| Francois Ruel (Tundra Finance), (Photo: Julien Becker) |
Par: Nicolas Raulot | Publié le 23.10.2009 0:00
Un refuge spéculatif
Pour répondre à cet engouement, la société de gestion québécoise Tundra Finance propose un véhicule sur mesure, le Tundra Capital Gold Fund, dont elle fait une promotion active en Europe depuis plusieurs mois. Commercialisé auprès d’investisseurs qualifiés pour un montant minimum de 125.000 euros, ce Fonds d’Investissement Spécialisé (FIS) luxembourgeois est libellé en dollars canadiens et composé d’actions d’entreprises aurifères, dont la plupart sont cotées en Bourse de Toronto. L’encours du fonds, dont la conservation est assurée par Banque Degroof Luxembourg, reste modeste à ce jour, à environ 5 millions de dollars canadiens (3,2 millions d’euros environ).
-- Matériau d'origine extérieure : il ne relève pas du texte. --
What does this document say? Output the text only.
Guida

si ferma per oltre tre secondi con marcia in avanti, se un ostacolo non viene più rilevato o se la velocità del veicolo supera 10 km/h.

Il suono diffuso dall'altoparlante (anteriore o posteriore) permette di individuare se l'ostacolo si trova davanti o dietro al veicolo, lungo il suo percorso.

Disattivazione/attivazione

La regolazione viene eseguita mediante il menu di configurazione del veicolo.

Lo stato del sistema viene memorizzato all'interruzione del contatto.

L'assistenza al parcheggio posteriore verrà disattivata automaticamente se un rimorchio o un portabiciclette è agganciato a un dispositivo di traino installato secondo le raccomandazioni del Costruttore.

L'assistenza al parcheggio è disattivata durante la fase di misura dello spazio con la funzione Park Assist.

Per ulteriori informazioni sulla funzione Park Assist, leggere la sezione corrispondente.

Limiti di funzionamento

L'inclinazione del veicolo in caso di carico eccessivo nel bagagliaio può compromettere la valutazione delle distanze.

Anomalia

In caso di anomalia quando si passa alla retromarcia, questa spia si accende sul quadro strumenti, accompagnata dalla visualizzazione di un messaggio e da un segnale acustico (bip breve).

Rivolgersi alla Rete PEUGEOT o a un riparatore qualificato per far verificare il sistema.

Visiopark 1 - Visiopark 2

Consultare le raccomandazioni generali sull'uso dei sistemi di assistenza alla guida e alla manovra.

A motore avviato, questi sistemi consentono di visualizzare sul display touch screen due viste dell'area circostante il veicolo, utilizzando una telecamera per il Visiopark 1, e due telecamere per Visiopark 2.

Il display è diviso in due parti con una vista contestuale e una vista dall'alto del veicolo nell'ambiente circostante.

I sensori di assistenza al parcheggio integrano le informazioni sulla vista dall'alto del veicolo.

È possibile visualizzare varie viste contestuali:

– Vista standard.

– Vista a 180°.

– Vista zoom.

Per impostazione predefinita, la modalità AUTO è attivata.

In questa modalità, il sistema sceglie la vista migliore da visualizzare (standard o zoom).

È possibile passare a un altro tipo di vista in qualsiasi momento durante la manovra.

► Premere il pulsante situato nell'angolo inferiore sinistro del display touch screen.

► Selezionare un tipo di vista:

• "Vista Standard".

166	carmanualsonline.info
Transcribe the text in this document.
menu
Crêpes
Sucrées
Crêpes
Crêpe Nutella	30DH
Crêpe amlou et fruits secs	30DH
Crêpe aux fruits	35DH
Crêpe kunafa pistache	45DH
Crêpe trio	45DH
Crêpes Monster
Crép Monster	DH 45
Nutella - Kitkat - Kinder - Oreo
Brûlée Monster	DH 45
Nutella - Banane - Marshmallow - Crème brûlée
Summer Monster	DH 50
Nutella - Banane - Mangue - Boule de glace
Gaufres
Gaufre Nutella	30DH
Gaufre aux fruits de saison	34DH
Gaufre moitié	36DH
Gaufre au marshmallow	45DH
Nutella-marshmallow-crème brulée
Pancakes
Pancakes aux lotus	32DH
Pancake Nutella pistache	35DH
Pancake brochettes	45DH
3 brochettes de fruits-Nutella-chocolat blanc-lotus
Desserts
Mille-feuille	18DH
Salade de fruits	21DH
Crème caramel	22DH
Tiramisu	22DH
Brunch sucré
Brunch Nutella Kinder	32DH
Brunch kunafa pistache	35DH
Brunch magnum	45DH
Selon François Ruel, président de Tundra Finance, et ancien numéro deux de Desjardins Valeurs Mobilières, l’or peut constituer un rempart, tant dans l’hypothèse d’une fièvre inflationniste que dans celle d’une rechute déflationniste: «L’or est la seule devise qui ne peut s’imprimer. Aucune dette n’y est rattachée. Il s’agit d’un actif défensif en période économique incertaine.» Pour étayer l’hypothèse inflationniste et de dépréciation du dollar américain, le Québécois pointe les dangers de la politique conduite aux Etats-Unis et du gonflement sans précédent des déficits et de la masse monétaire. Le gérant demeure par ailleurs très sceptique quant à la pérennité du rebond boursier actuel, si impressionnant soit-il: «Nous croyons fermement que la hausse des marchés boursiers mondiaux depuis le 9 mars dernier n’est en fait qu’un rebond technique dans la continuité du marché baissier entrepris il y a près de 18 mois. Avec un ratio cours/bénéfices (price earning ratio) d’environ 20, le S&P 500 est surévalué. En effet, un creux de marché se traduit par un multiple d’environ 7 fois les profits depuis ces 100 dernières années. Un renversement de la direction des marchés conduira de nouveau les investisseurs à considérer l’or et les titres aurifères dans leurs stratégies de placement.»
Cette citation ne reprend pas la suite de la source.